Caught in a fisherman's net, three leatherback turtles never made it alive to T&T's shores to nest.
On Sunday afternoon, Nature Seekers conservationists found one dead turtle washed up on Matura Beach.
Then, on Monday they discovered two more turtles dead on the beach.
Dennis Sammy, managing director of Nature Seekers, told T&T Guardian that it was not unusual to find three dead turtles on the beach. Typically more turtles wash up during the nesting season, but because of the seaweed hindering the fishermen from going out to sea, many turtles were spared, he said.
Work must be done to improve the turtles' hatching rate and decrease the death rate, he said.
Sammy made it clear that fishermen going out to sea were not at fault for accidental deaths of the turtles, but he said there must be a way to improve the conservation of the turtles in the sea.

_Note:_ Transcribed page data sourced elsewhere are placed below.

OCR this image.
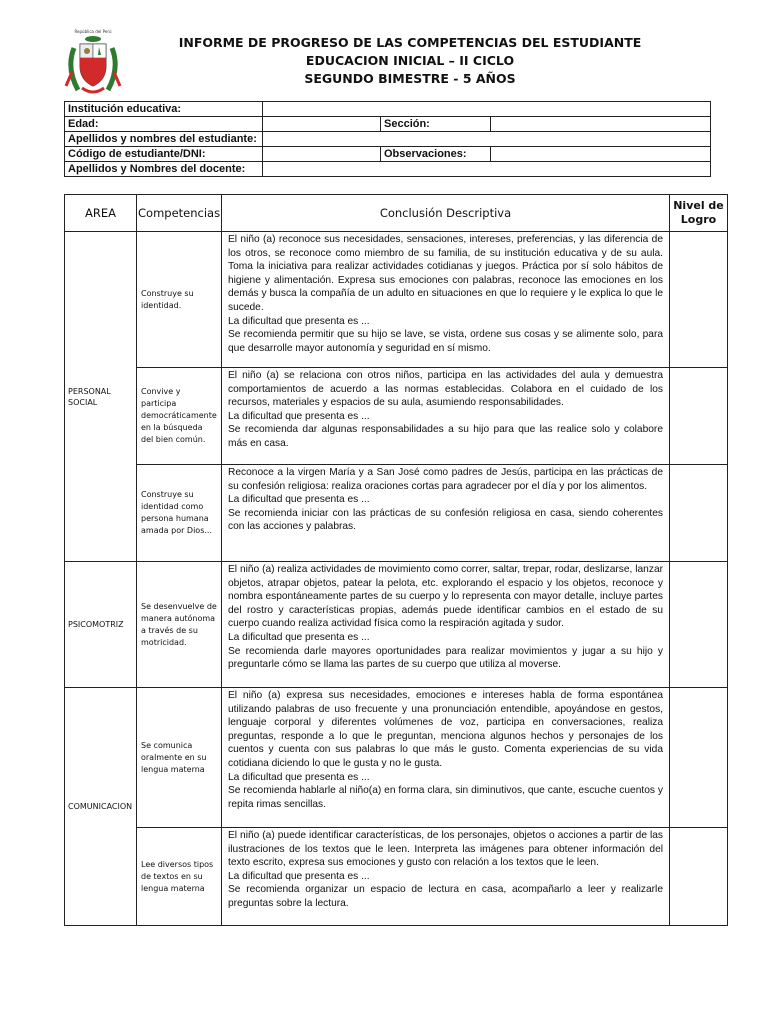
República del Perú
INFORME DE PROGRESO DE LAS COMPETENCIAS DEL ESTUDIANTE
EDUCACION INICIAL – II CICLO
SEGUNDO BIMESTRE - 5 AÑOS
Institución educativa:			
Edad:		Sección:	
Apellidos y nombres del estudiante:			
Código de estudiante/DNI:		Observaciones:	
Apellidos y Nombres del docente:			
AREA	Competencias	Conclusión Descriptiva	Nivel de Logro
PERSONAL SOCIAL	Construye su identidad.	El niño (a) reconoce sus necesidades, sensaciones, intereses, preferencias, y las diferencia de los otros, se reconoce como miembro de su familia, de su institución educativa y de su aula. Toma la iniciativa para realizar actividades cotidianas y juegos. Práctica por sí solo hábitos de higiene y alimentación. Expresa sus emociones con palabras, reconoce las emociones en los demás y busca la compañía de un adulto en situaciones en que lo requiere y le explica lo que le sucede.

La dificultad que presenta es ...

Se recomienda permitir que su hijo se lave, se vista, ordene sus cosas y se alimente solo, para que desarrolle mayor autonomía y seguridad en sí mismo.	

	Convive y participa democráticamente en la búsqueda del bien común.	El niño (a) se relaciona con otros niños, participa en las actividades del aula y demuestra comportamientos de acuerdo a las normas establecidas. Colabora en el cuidado de los recursos, materiales y espacios de su aula, asumiendo responsabilidades.

La dificultad que presenta es ...

Se recomienda dar algunas responsabilidades a su hijo para que las realice solo y colabore más en casa.	

	Construye su identidad como persona humana amada por Dios...	Reconoce a la virgen María y a San José como padres de Jesús, participa en las prácticas de su confesión religiosa: realiza oraciones cortas para agradecer por el día y por los alimentos.

La dificultad que presenta es ...

Se recomienda iniciar con las prácticas de su confesión religiosa en casa, siendo coherentes con las acciones y palabras.	

PSICOMOTRIZ	Se desenvuelve de manera autónoma a través de su motricidad.	El niño (a) realiza actividades de movimiento como correr, saltar, trepar, rodar, deslizarse, lanzar objetos, atrapar objetos, patear la pelota, etc. explorando el espacio y los objetos, reconoce y nombra espontáneamente partes de su cuerpo y lo representa con mayor detalle, incluye partes del rostro y características propias, además puede identificar cambios en el estado de su cuerpo cuando realiza actividad física como la respiración agitada y sudor.

La dificultad que presenta es ...

Se recomienda darle mayores oportunidades para realizar movimientos y jugar a su hijo y preguntarle cómo se llama las partes de su cuerpo que utiliza al moverse.	

COMUNICACION	Se comunica oralmente en su lengua materna	El niño (a) expresa sus necesidades, emociones e intereses habla de forma espontánea utilizando palabras de uso frecuente y una pronunciación entendible, apoyándose en gestos, lenguaje corporal y diferentes volúmenes de voz, participa en conversaciones, realiza preguntas, responde a lo que le preguntan, menciona algunos hechos y personajes de los cuentos y cuenta con sus palabras lo que más le gusto. Comenta experiencias de su vida cotidiana diciendo lo que le gusta y no le gusta.

La dificultad que presenta es ...

Se recomienda hablarle al niño(a) en forma clara, sin diminutivos, que cante, escuche cuentos y repita rimas sencillas.	

	Lee diversos tipos de textos en su lengua materna	El niño (a) puede identificar características, de los personajes, objetos o acciones a partir de las ilustraciones de los textos que le leen. Interpreta las imágenes para obtener información del texto escrito, expresa sus emociones y gusto con relación a los textos que le leen.

La dificultad que presenta es ...

Se recomienda organizar un espacio de lectura en casa, acompañarlo a leer y realizarle preguntas sobre la lectura.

Terry Rondon, chairman of the Toco/Sangre Grande Regional Corporation, is calling for the fishermen to retire their nets, but first they must be adequately compensated.
He said there are millions of dollars being invested in turtle conservation but none for the fishermen who need to go to sea for their livelihood.
"It is sad. I think a lot of money is being pumped into turtles and the fishermen are being left out. The fishermen cannot stay here. They should be compensated for their nets and then, and only then, if they are found fishing in the seas, then they should be charged," Rondon said.